But this was another animal entirely. It was as if American Moor served as the nexus for any number of disciplines to converge and understand their place in this story. A Muslim student from Saudi Arabia stopping me on campus wept to discover upon seeing a performance that “his” story was her story, that she could not be the fully actualized individual in her new life as an American college student. Another small woman—a student as unlike me in age, gender, race, and life experience as any two people could be—steps up to speak with me after a symposium. She’s tracked the protagonist’s sore shoulder from the opening of the play through where, driving towards the last third, he speaks of how his injury now impedes upon his dreams because, aging, his body will no longer do the work to repair itself so well, and she tells me that she is a violinist and a good one, and that she doesn’t know, even as young as she is, if her shoulder will allow her to be a great violinist, and that she is afraid.

I don’t know what else to say…

Two Mount Holyoke students took me to breakfast. They wanted me to account for how Desdemona is addressed in my play, or, just as important, how she is NOT addressed, and only referred to, for the most part as they had perceived it, through images of violence against women. I’m still wondering if they were satisfied with my answers. Ultimately, it was, for me, just another instance of viewers finding themselves somewhere in the play, and wanting to defend, define, deny, or discuss their complicity.

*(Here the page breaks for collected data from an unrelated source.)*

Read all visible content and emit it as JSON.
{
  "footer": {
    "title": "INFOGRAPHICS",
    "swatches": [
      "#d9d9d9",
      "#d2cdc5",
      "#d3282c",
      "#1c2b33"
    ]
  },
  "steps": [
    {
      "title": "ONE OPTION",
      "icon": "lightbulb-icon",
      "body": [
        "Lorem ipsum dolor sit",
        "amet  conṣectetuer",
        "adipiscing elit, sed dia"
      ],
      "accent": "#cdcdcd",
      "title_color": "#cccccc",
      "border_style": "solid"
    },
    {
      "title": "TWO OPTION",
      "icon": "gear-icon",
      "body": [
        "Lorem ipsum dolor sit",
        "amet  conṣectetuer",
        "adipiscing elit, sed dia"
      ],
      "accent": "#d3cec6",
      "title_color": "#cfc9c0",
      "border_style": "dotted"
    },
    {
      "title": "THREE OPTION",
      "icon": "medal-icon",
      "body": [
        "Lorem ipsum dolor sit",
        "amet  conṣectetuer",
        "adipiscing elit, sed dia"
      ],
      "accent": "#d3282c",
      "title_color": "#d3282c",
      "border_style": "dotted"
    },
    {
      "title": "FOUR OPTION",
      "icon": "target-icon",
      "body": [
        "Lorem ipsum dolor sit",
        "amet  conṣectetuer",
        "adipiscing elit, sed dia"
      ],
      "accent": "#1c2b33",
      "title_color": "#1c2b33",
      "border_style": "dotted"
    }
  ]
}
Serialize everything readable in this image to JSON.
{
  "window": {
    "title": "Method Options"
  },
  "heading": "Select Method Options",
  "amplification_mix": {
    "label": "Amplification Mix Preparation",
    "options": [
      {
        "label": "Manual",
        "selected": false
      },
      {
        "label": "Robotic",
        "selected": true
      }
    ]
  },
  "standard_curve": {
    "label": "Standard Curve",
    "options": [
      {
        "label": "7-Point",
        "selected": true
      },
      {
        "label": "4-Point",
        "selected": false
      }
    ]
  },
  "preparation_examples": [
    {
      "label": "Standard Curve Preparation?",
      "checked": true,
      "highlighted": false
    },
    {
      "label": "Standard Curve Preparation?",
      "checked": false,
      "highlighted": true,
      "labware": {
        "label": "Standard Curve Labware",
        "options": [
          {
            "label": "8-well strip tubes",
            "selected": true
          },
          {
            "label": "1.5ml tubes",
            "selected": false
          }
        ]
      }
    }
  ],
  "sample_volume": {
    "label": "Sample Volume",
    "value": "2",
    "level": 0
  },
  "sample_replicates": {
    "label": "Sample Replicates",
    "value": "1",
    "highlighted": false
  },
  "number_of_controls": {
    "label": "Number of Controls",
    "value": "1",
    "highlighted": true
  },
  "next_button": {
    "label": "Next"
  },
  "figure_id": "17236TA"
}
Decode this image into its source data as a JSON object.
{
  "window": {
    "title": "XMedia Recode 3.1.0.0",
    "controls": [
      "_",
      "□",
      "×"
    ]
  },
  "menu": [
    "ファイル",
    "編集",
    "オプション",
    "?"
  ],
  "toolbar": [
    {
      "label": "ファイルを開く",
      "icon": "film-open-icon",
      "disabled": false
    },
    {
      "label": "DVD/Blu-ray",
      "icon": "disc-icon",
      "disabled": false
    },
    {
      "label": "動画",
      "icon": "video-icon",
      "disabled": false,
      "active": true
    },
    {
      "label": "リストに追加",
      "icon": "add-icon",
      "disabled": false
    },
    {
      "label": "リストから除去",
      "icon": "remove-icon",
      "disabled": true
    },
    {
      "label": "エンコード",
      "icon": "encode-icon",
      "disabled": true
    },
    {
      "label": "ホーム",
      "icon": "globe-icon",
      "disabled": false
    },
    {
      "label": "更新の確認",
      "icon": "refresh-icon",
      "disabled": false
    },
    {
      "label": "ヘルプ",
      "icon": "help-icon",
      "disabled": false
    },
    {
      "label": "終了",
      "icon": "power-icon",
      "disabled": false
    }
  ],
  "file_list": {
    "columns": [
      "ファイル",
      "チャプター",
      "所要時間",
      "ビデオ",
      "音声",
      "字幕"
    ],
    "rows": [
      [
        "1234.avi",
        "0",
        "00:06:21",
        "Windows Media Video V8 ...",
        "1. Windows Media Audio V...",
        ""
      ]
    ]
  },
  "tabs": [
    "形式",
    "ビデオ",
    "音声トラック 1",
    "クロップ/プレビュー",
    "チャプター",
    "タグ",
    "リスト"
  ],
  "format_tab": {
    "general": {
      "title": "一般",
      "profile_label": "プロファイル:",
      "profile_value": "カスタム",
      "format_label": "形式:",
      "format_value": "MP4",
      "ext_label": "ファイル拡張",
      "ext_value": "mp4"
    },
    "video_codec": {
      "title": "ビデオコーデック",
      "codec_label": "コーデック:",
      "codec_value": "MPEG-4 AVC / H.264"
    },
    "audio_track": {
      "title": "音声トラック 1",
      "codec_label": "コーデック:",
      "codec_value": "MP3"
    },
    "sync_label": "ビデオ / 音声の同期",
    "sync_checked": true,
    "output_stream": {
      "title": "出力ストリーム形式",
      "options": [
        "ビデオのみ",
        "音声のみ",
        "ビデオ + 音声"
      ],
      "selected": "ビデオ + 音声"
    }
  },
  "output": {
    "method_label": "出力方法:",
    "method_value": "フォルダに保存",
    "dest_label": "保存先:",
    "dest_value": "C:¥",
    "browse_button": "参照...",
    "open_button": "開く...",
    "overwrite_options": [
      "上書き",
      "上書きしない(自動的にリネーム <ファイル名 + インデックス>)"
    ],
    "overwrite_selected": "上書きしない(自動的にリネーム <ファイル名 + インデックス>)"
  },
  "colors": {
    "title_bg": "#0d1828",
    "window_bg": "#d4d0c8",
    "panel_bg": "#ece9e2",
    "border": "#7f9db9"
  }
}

This is mostly a document in photos and short video clips. I’m hoping they can tell the story better than I can. It’s not my favorite thing to tell the story at all, but I hope rather that it begins to tell itself if we just keep showing up. I can’t pretend that everything that audiences are finding in this play I intentionally put there… but something did… Documenting these endeavors as they come and go by is my responsibility to whatever thing has done that.

Holyoke Post-Perf Comment (Complicity) from Keith Hamilton Cobb on Vimeo.

Holyoke Post-Perf Comment (Dir. Modality) from Keith Hamilton Cobb on Vimeo.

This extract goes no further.